Septic ASCs Exhibit Unique Molecular Features

To assess the gene expression landscape of these elevated ASCs in elderly septic patients, we isolated healthy (n = 5) and septic (n = 5) ASCs from peripheral blood samples by cell sorting. The polyadenylated RNA fractions extracted from isolated ASCs were then analyzed by pair-end RNA sequencing (RNA-seq). We initially performed principal components analysis (PCA), a statistical method for reducing high dimensional data while retaining the drivers of expression variability, to compare the overall transcriptome profile between groups. We observed that the two groups are well segregated, indicating that sepsis elicits a global transcriptional signal in ASCs (Figure 2A). Different gene expression in ASCs was found between elderly healthy donors and septic patients, with 210 high expression and 303 low expression genes (Figure 2B). Furthermore, the normalized enrichment scores for gene ontology biological processes revealed clear differences between two groups which included the most up-regulated genes related to oxidative phosphorylation, aminoacyl tRNA biosynthesis and propanoate metabolism, while down-regulated genes associated with primary immunodeficiency, cell adhesion molecules and hematopoietic cell lineage activities (Figure 2C and D).

Figure 2

Septic ASCs exhibit unique molecular features. (A) Principal component analysis (PCA) of the global ASCs transcriptome between HD (purple spheres, n = 5) and Sep-Pt groups (blue spheres, n = 5). (B) Heat map of different genes expression in ASCs between HD and Sep-Pt groups. 210 highly expressed genes are in orange, and 303 lowly expressed genes are in blue. HD group in blue, Sep-Pt group in red. The data were normalized and hierarchically clustered (Spearman uncentered algorithm, average linkage). (C and D) Normalized enrichment score for gene ontology biological processes.
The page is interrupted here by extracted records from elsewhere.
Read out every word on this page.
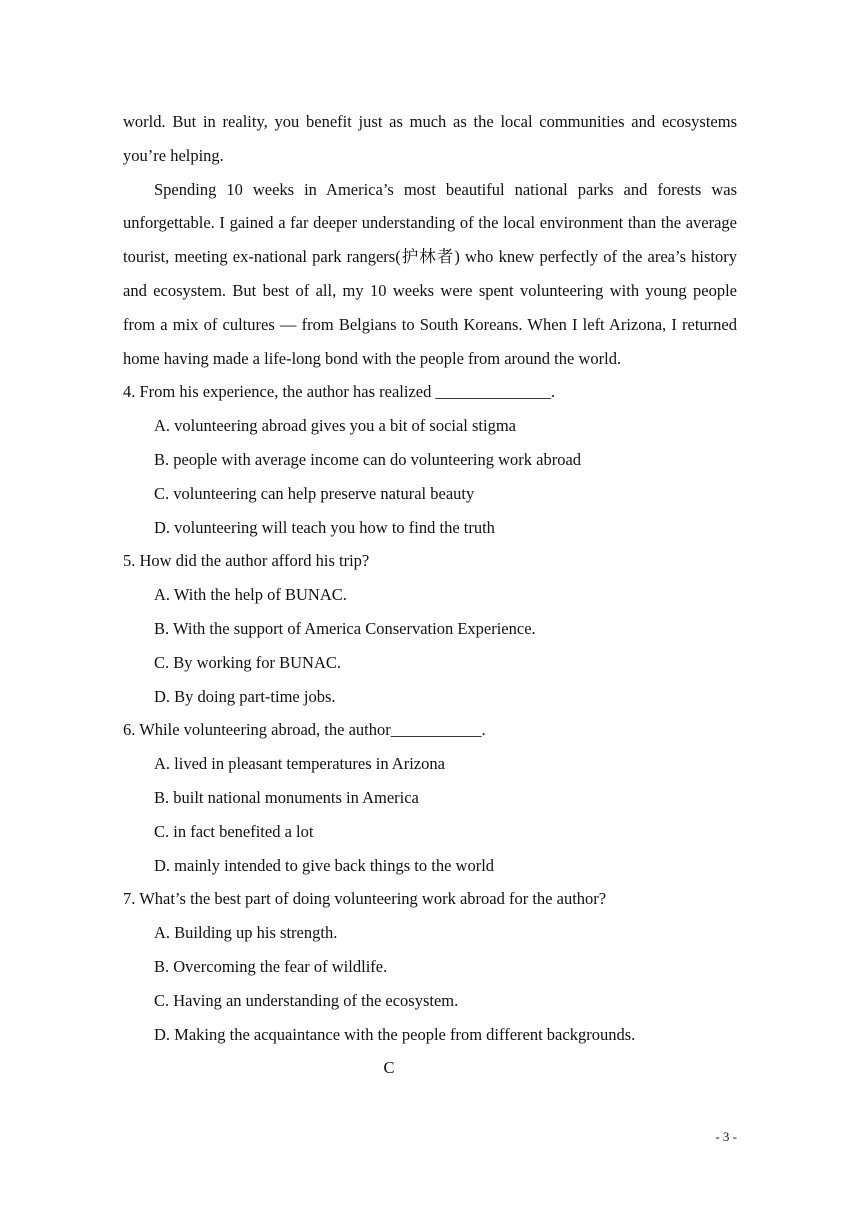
world. But in reality, you benefit just as much as the local communities and ecosystems you’re helping.

Spending 10 weeks in America’s most beautiful national parks and forests was unforgettable. I gained a far deeper understanding of the local environment than the average tourist, meeting ex-national park rangers(护林者) who knew perfectly of the area’s history and ecosystem. But best of all, my 10 weeks were spent volunteering with young people from a mix of cultures — from Belgians to South Koreans. When I left Arizona, I returned home having made a life-long bond with the people from around the world.

4. From his experience, the author has realized ______________.

A. volunteering abroad gives you a bit of social stigma

B. people with average income can do volunteering work abroad

C. volunteering can help preserve natural beauty

D. volunteering will teach you how to find the truth

5. How did the author afford his trip?

A. With the help of BUNAC.

B. With the support of America Conservation Experience.

C. By working for BUNAC.

D. By doing part-time jobs.

6. While volunteering abroad, the author___________.

A. lived in pleasant temperatures in Arizona

B. built national monuments in America

C. in fact benefited a lot

D. mainly intended to give back things to the world

7. What’s the best part of doing volunteering work abroad for the author?

A. Building up his strength.

B. Overcoming the fear of wildlife.

C. Having an understanding of the ecosystem.

D. Making the acquaintance with the people from different backgrounds.

C

- 3 -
Septic ASCs Promote T Cell Function and Correlate with Peripheral T Follicular Helper

The expression of costimulatory molecules, like CD40, CD80, CD86, and HLA-DR were analyzed by flow cytometry on elderly septic ASCs (Figure 3A and B). As it is known that anti-CD3 could bind to CD3 on surface of T cells and activates T cell receptor to induce signals transduction.23 In order to determine whether these ASCs have comparable functions in stimulating T cells as B cells do,24 CFSE labeled healthy donor-born CD4+ T cells were cultured with septic ASCs at ratio of 2:1 under stimulation of anti-CD3. Statistical analysis elucidated that the percentage of proliferating CFSEloCD4+ T cells increased distinctly in the presence of septic ASCs than those cultured alone (Figure 3C and D).

Figure 3

Septic ASCs promote healthy donor-born T cells proliferation and functions. (A) The expression of co-stimulatory molecules was analyzed by flow cytometry on gated CD27hiCD38hi ASCs. Septic ASCs are in red, isotypes are in black. The numbers in the gates represent cells percentages. (B) The statistical analysis of co-stimulatory molecules CD40, CD80, CD86, and HLA-DR on CD27hiCD38hi ASCs from 10 Septic patients. (C) CFSE-labeled CD4+ T cells isolated from a healthy donor were stimulated with or without plate-bound anti-CD3 Abs and mixed with septic ASCs at 2:1 ratio for 5 days. Representative results from 1 of 9 independent experiments are shown. Numbers on histograms represent the percentage of proliferating T cells. (D) The statistical analysis showing the percentage of proliferating CFSEloCD4+ T cells are significantly increased in the presence of septic ASCs than cultured alone (Student’s t-test, paired parametric test). (E) The percentage of IFN-γ-, IL-17- and IL-4-producing CD4+ T cells cultured with septic ASCs were measured by intracellular cytokines staining at day 5 after stimulation. The dot plots represent 1 of 9 independent experiments. (F) The summarized data for cytokines produced by CD4+ T cells under co-culture system with or without septic ASCs. Numbers represent the absolute change (∆) in percentage of IFN-γ-, IL-17- and IL-4-producing T cells upon addition of septic ASCs, compared to CD4+ T cells alone. *p < 0.05; **p < 0.01; ****p < 0.0001 by Dunn’s test with multiple comparison correction or by Wilcoxon matched pairs signed rank test. Error bars represent mean ± SEM.

Next, we investigated the capacity of septic ASCs to influence production of pro- and anti-inflammatory cytokines by T cells. On the 5th day after co-culture, cells were re-stimulated with PMA and Ionomycin for 5 h in the presence of Golgi Stop. Later, CD4+ T cells were analyzed for intracellular cytokines IFN-γ, IL-17 and IL-4. We observed addition of septic ASCs raised the production of IFN-γ and IL-17 in CD4+ T cells under co-culture system (Figure 3E and F).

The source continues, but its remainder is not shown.